Sentiment_model module
- Sentiment_model.appendData()
It takes the data from the three datasets, cleans the text, and then uses the sentiment model to predict the sentiment of each tweet
- Returns
the sentiment prediction and the sentiment probability for each row in the dataframe.
- Sentiment_model.clean_text(text)
It takes a string as input, and returns a string with all the non-alphanumeric characters removed, and all the words converted to lowercase
- Parameters
text – The text to be cleaned
- Returns
A string
- Sentiment_model.getData(twitterFname, redditFname)
It reads in the two data files, combines them, and then splits them into training and test sets
- Parameters
twitterFname – the name of the file containing the twitter data
redditFname – The name of the file containing the Reddit data.
- Returns
train_X, test_X, train_y, test_y
- Sentiment_model.modelPredict(clf_svm, vectorizer)
> The function takes in a trained model and a vectorizer and returns the prediction of the model on the text ‘How about this text?’
- Parameters
clf_svm – the trained model
vectorizer – This is the vectorizer that we trained on our training data.
- Returns
The model is returning the predicted class of the input text.

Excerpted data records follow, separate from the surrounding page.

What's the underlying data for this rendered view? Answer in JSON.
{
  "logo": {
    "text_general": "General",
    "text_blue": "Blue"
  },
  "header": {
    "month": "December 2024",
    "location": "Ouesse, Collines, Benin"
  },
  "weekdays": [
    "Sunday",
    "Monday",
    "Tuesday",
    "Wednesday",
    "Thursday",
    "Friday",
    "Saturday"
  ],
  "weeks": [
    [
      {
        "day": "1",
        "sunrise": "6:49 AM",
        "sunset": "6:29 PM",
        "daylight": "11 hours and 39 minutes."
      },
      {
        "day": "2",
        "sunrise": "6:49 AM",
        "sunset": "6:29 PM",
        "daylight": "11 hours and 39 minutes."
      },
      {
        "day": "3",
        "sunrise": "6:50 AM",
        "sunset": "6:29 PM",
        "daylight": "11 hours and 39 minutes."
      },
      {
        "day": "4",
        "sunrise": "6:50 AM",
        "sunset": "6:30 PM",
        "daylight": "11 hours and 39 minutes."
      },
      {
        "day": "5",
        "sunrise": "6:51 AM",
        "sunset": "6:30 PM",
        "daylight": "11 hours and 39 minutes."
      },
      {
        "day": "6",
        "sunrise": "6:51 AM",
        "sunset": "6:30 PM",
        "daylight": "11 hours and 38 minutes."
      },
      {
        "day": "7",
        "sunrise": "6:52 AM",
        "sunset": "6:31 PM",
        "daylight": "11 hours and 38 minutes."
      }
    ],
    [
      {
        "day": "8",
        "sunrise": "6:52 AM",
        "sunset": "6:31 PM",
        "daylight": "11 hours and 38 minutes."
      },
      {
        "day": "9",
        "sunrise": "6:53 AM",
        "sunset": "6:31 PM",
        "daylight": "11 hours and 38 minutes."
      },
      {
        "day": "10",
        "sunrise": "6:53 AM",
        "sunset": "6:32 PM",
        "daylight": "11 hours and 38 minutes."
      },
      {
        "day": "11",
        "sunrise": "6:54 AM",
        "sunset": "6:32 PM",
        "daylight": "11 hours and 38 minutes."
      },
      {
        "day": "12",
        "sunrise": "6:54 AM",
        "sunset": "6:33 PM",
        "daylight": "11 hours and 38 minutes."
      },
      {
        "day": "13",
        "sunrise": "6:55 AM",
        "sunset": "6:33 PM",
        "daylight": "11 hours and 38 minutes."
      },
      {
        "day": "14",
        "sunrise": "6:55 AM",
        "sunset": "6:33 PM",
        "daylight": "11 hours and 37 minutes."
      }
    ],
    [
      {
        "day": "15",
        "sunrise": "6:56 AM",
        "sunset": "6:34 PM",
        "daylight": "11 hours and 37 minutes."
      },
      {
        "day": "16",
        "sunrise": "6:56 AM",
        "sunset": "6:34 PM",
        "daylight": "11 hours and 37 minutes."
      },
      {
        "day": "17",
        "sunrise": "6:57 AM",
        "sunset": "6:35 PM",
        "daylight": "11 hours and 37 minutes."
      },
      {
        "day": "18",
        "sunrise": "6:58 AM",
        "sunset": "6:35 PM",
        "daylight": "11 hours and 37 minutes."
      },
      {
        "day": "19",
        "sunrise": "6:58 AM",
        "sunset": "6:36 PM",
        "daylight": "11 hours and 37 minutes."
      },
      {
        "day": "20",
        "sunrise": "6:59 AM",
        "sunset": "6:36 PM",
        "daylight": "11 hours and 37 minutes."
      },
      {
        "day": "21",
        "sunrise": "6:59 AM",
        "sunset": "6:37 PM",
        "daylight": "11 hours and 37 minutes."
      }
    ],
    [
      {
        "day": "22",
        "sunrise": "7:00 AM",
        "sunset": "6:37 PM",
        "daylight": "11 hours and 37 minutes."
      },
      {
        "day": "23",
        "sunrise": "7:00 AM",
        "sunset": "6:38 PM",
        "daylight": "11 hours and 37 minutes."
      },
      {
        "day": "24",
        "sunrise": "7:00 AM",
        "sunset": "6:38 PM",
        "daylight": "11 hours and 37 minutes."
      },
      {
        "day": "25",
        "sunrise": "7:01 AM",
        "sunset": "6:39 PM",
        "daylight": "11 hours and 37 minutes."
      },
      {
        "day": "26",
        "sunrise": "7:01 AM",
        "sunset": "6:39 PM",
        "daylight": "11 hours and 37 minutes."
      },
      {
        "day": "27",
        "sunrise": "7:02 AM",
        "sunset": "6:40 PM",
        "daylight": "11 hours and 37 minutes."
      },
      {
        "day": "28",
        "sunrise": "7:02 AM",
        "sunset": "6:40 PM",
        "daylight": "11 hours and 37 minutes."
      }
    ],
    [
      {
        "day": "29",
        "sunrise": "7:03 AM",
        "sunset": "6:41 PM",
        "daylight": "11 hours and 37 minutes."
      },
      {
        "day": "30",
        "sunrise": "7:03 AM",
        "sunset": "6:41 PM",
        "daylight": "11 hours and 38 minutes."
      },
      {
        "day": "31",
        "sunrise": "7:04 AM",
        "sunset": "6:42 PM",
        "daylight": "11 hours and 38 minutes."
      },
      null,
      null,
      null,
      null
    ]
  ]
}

- Sentiment_model.train_SVM(train_X_vectors, train_y, test_X_vectors, test_y)
It takes in the training and testing data, and returns a trained SVM model
- Parameters
train_X_vectors – The training data
train_y – the labels for the training data
test_X_vectors – the vectorized test data
test_y – the actual labels of the test set
- Returns
the trained model.
- Sentiment_model.train_vectorizer(train_X, test_X)
It takes in a list of strings (train_X) and a list of strings (test_X) and returns a list of vectors (train_X_vectors) and a list of vectors (test_X_vectors)
- Parameters
train_X – the training data
test_X – The test data
- Returns
The vectorizer is being returned.